US 11,837,025 B2
	Method and apparatus for action recognition
Brais Martinez, Staines (GB); Tao Xiang, Staines (GB); Victor Augusto Escorcia, Staines (GB); Juan Perez-Rua, Staines (GB); Xiatian Zhu, Staines (GB); and Antoine Toisoul, Staines (GB)
Assigned to SAMSUNG ELECTRONICS CO., LTD., Suwon-si (KR)
Appl. No. 17/421,073
Filed by SAMSUNG ELECTRONICS CO., LTD., Suwon-si (KR)
PCT Filed Feb. 16, 2021, PCT No. PCT/KR2021/001953 § 371(c)(1), (2) Date Jul. 7, 2021, PCT Pub. No. WO2021/177628, PCT Pub. Date Sep. 10, 2021.
Claims priority of application No. 2003088 (GB), filed on Mar. 4, 2020; and application No. 20206371 (EP), filed on Nov. 9, 2020.
Prior Publication US 2023/0145150 A1, May 11, 2023
Int. Cl.
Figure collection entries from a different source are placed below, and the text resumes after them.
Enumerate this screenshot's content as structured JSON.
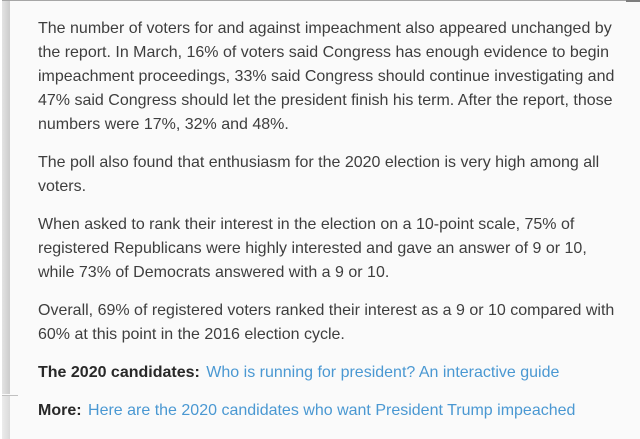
{
  "page": {
    "background_color": "#fafafa",
    "text_color": "#3e3e3e",
    "label_color": "#282828",
    "link_color": "#4a98d2"
  },
  "article": {
    "paragraphs": [
      "The number of voters for and against impeachment also appeared unchanged by the report. In March, 16% of voters said Congress has enough evidence to begin impeachment proceedings, 33% said Congress should continue investigating and 47% said Congress should let the president finish his term. After the report, those numbers were 17%, 32% and 48%.",
      "The poll also found that enthusiasm for the 2020 election is very high among all voters.",
      "When asked to rank their interest in the election on a 10-point scale, 75% of registered Republicans were highly interested and gave an answer of 9 or 10, while 73% of Democrats answered with a 9 or 10.",
      "Overall, 69% of registered voters ranked their interest as a 9 or 10 compared with 60% at this point in the 2016 election cycle."
    ],
    "labeled_links": [
      {
        "label": "The 2020 candidates:",
        "link": "Who is running for president? An interactive guide"
      },
      {
        "label": "More:",
        "link": "Here are the 2020 candidates who want President Trump impeached"
      }
    ]
  }
}
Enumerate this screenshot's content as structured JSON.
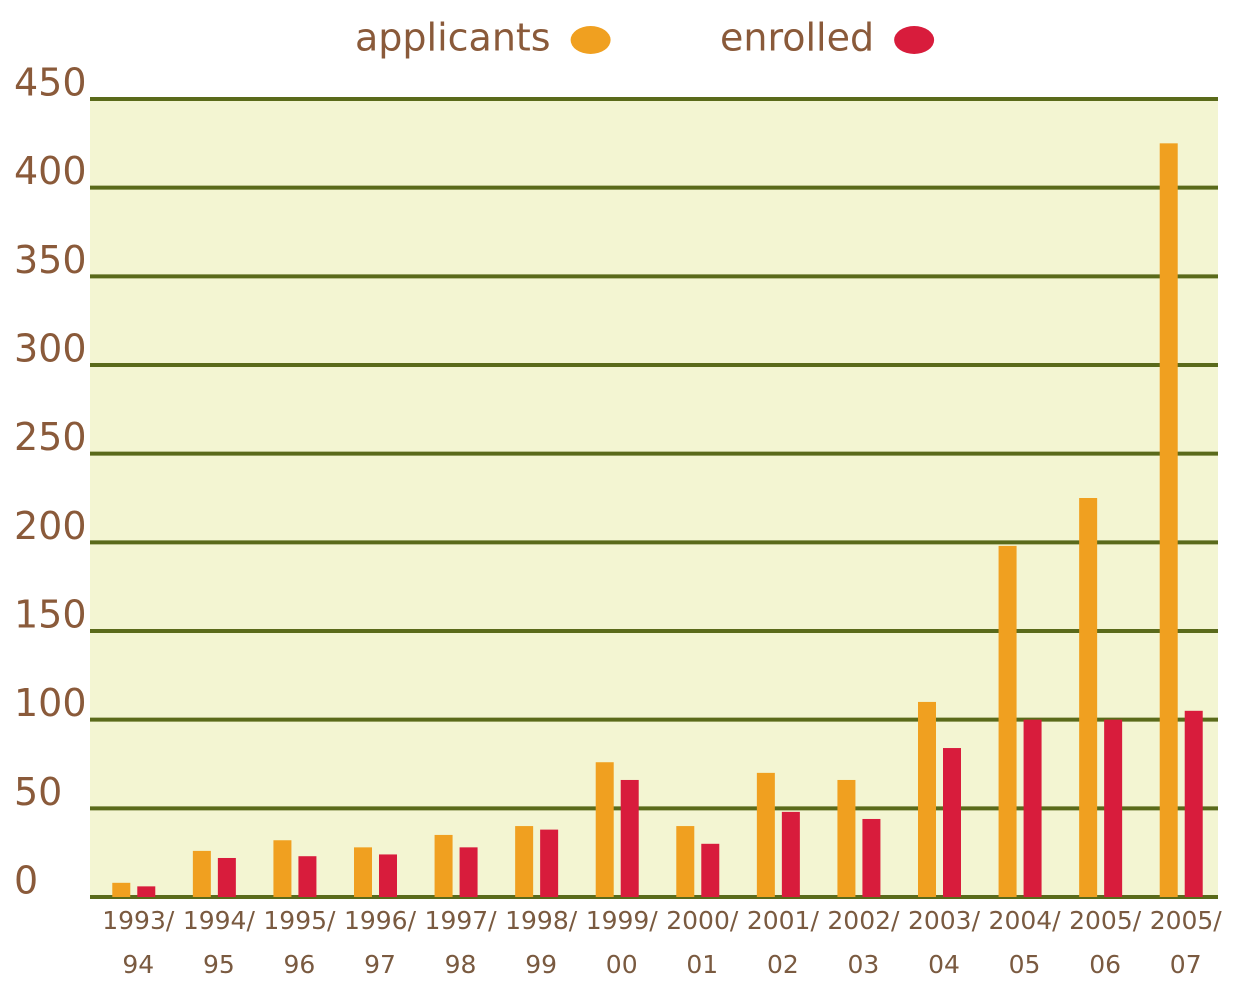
{
  "chart_data": {
    "type": "bar",
    "categories": [
      [
        "1993/",
        "94"
      ],
      [
        "1994/",
        "95"
      ],
      [
        "1995/",
        "96"
      ],
      [
        "1996/",
        "97"
      ],
      [
        "1997/",
        "98"
      ],
      [
        "1998/",
        "99"
      ],
      [
        "1999/",
        "00"
      ],
      [
        "2000/",
        "01"
      ],
      [
        "2001/",
        "02"
      ],
      [
        "2002/",
        "03"
      ],
      [
        "2003/",
        "04"
      ],
      [
        "2004/",
        "05"
      ],
      [
        "2005/",
        "06"
      ],
      [
        "2005/",
        "07"
      ]
    ],
    "series": [
      {
        "name": "applicants",
        "color": "#f0a020",
        "values": [
          8,
          26,
          32,
          28,
          35,
          40,
          76,
          40,
          70,
          66,
          110,
          198,
          225,
          425
        ]
      },
      {
        "name": "enrolled",
        "color": "#d81c3c",
        "values": [
          6,
          22,
          23,
          24,
          28,
          38,
          66,
          30,
          48,
          44,
          84,
          100,
          100,
          105
        ]
      }
    ],
    "ylim": [
      0,
      450
    ],
    "yticks": [
      0,
      50,
      100,
      150,
      200,
      250,
      300,
      350,
      400,
      450
    ],
    "grid": true,
    "legend": "top"
  }
}
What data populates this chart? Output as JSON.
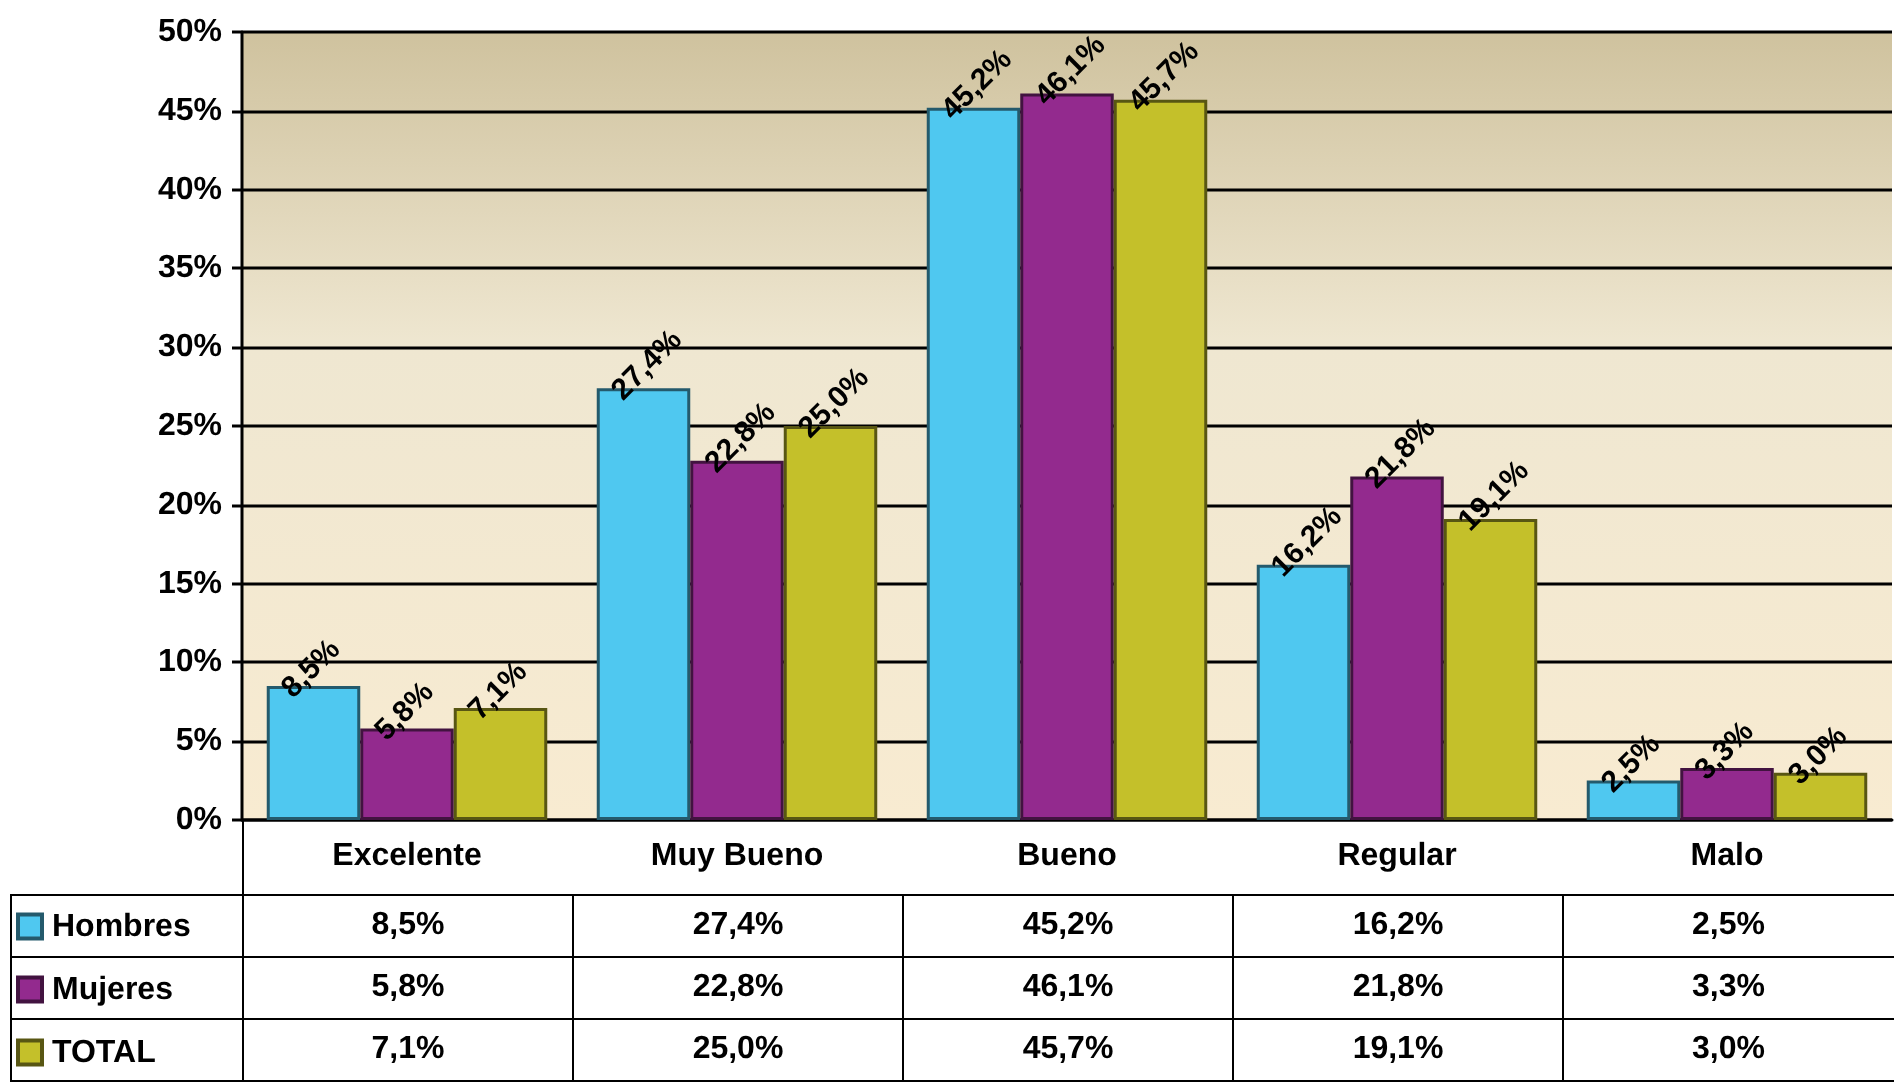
{
  "chart_data": {
    "type": "bar",
    "categories": [
      "Excelente",
      "Muy Bueno",
      "Bueno",
      "Regular",
      "Malo"
    ],
    "series": [
      {
        "name": "Hombres",
        "color": "#4fc8f0",
        "values": [
          8.5,
          27.4,
          45.2,
          16.2,
          2.5
        ],
        "value_labels": [
          "8,5%",
          "27,4%",
          "45,2%",
          "16,2%",
          "2,5%"
        ]
      },
      {
        "name": "Mujeres",
        "color": "#932a8e",
        "values": [
          5.8,
          22.8,
          46.1,
          21.8,
          3.3
        ],
        "value_labels": [
          "5,8%",
          "22,8%",
          "46,1%",
          "21,8%",
          "3,3%"
        ]
      },
      {
        "name": "TOTAL",
        "color": "#c4c02a",
        "values": [
          7.1,
          25.0,
          45.7,
          19.1,
          3.0
        ],
        "value_labels": [
          "7,1%",
          "25,0%",
          "45,7%",
          "19,1%",
          "3,0%"
        ]
      }
    ],
    "ylim": [
      0,
      50
    ],
    "yticks": [
      {
        "value": 0,
        "label": "0%"
      },
      {
        "value": 5,
        "label": "5%"
      },
      {
        "value": 10,
        "label": "10%"
      },
      {
        "value": 15,
        "label": "15%"
      },
      {
        "value": 20,
        "label": "20%"
      },
      {
        "value": 25,
        "label": "25%"
      },
      {
        "value": 30,
        "label": "30%"
      },
      {
        "value": 35,
        "label": "35%"
      },
      {
        "value": 40,
        "label": "40%"
      },
      {
        "value": 45,
        "label": "45%"
      },
      {
        "value": 50,
        "label": "50%"
      }
    ],
    "grid": "y",
    "legend": "bottom"
  }
}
G06V 40/20 (2022.01); G06V 10/764 (2022.01); G06V 10/82 (2022.01); G06V 20/40 (2022.01); G06V 10/77 (2022.01)

CPC G06V 40/20 (2022.01) [G06V 10/764 (2022.01); G06V 10/77 (2022.01); G06V 10/82 (2022.01); G06V 20/40 (2022.01)]

15 Claims

1. A method of performing video action recognition, the method comprising:

receiving a video comprising a plurality of frames;

generating a multi-dimensional feature tensor representing the received video, the multi-dimensional feature tensor having a plurality of channels; and

performing action recognition using a machine learning (ML) model comprising a plurality of temporal cross-resolution (TCR) blocks, by:

splitting the multi-dimensional feature tensor into:

a first feature tensor having a first set of channels, and

a second feature tensor having a second set of channels;

applying at least one temporal pooling layer to the second feature tensor to temporally downsample the second feature tensor;

processing, in parallel, using each TCR block among the plurality of TCR blocks:

the first feature tensor, and

the temporally downsampled second feature tensor; and

outputting a prediction of an action within the received video.